๑'•. Orang Ketiga

Mulai dari awal
                                    

Saka langsung menyalami ibu Abel dan membuka pintu mobilnya.

"Bel, kita sudah sampai."

Perempuan itu perlahan membuka mata dan melihat di sekeliling.

"Kita di-mana?"

"Depan rumahmu."

Abel langsung terperanjak dan juga melihat ibunya tengah menunggu sambil menggelengkan kepala serta tersenyum.

Gadis itu pun turun dari mobil dan menata pakaiannya yang lusuh.

"Terima kasih banyak untuk hari ini."

"Segera istirahat, aku pamit."

"Saka?"

Laki laki itu kembali berbalik menghadap kekasihnya.

Bak disambar petir di siang bolong, Saka terkejut ketika Abel mendadak mencium pipinya.

"Aku juga mencintaimu."

Pipi Saka seketika memerah tatkala orang yang sangat dia cintai itu turut membalas isi hatinya.

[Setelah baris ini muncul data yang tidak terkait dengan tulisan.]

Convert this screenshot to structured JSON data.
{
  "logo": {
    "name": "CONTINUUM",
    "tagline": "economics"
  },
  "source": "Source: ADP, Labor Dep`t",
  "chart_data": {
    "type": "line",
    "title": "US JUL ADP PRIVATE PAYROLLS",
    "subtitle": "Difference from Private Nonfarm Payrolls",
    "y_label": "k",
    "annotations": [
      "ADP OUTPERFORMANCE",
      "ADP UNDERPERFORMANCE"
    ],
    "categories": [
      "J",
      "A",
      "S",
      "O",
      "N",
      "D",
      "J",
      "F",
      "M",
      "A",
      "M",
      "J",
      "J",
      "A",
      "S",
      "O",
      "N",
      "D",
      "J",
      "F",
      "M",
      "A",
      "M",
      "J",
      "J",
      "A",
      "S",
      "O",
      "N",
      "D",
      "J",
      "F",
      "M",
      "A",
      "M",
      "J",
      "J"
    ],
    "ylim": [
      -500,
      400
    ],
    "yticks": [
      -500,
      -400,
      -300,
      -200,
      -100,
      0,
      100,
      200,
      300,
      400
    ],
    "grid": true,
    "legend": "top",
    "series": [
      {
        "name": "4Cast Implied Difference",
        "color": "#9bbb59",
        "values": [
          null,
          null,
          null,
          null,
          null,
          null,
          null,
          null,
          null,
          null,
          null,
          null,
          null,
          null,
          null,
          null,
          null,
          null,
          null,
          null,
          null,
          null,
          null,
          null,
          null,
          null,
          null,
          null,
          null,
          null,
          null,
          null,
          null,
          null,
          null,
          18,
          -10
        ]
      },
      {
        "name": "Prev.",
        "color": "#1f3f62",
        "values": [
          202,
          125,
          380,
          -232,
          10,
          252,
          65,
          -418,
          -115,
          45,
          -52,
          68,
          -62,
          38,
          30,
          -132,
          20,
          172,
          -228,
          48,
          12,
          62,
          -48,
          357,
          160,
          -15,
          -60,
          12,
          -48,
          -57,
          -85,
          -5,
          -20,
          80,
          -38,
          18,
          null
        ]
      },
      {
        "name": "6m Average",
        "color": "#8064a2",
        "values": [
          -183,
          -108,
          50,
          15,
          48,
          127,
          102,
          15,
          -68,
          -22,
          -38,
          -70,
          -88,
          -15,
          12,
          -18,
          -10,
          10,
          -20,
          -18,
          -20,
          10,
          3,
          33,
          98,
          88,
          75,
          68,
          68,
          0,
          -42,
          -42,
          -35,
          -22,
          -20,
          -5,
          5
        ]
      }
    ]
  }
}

"Sudah ya? kamu ini lucu sekali."

Abel tersenyum lebar lalu melambaikan tangan ke arahnya.

Setelah Saka pergi Abel memasuki rumah beserta sang ibu.

"Sebentar lagi ibu punya mantu."

*mantu dalam bahasa jawa yang artinya menantu.

"Buu?"

"Apa? kan benar to?"

Abel lalu mengeluarkan barang barang dari dalam tas terkhusus biola.

Dia mengecek kondisi alat musik itu satu persatu dan mencari letak kerusakannya.

"Ada apa bel? rusak lagi?"

"Sepertinya bu."

"Loh? kamu coba lihat dulu."

Setelah sekian lama Abel baru sadar kalau salah satu senar biola ada yang putus.

Mungkin Vianne sengaja menggunting senarnya agar nada dan irama yang dihasilkan jadi rumpang.

"Oh, jadi ini" batin Abel.

"Gimana nduk?"

"Senarnya putus."

"Walah, ya sudah segera perbaiki nanti."

Abel pun bingung harus meminta tolong pada siapa, kali ini dia tak mau merepotkan ibunya lagi setelah sekian banyak hal yang disebabkan olehnya.

"Bu, aku ke rumah Janu dulu."

Pikirannya tertuju pada teman laki lakinya itu, Abel lantas memakai sandalnya dan pergi ke rumah Janu.

Dia menyusuri jalan setapak yang berbatasan dengan sawah.

Tak lama kemudian Abel tiba dan mengucapkan permisi sebelum masuk.

"Loh, Abel?" ucap Janu menyambutnya.

"Aku mengganggumu tidak?"

"Tidak, masuklah."

Setelah dipersilahkan oleh tuan rumah gadis itu duduk terlebih dahulu di kursi ruang tamu.

Rumah sederhana tapi lumayan luas, warna coklat mendominasi temboknya, serta terpajang beberapa foto keluarga serta foto Janu sendiri.

"Ada perlu apa mendadak ke sini?"

"A-ah ini, biolaku."

"Rusak lagi? astaga kok bisa?" heran laki laki itu.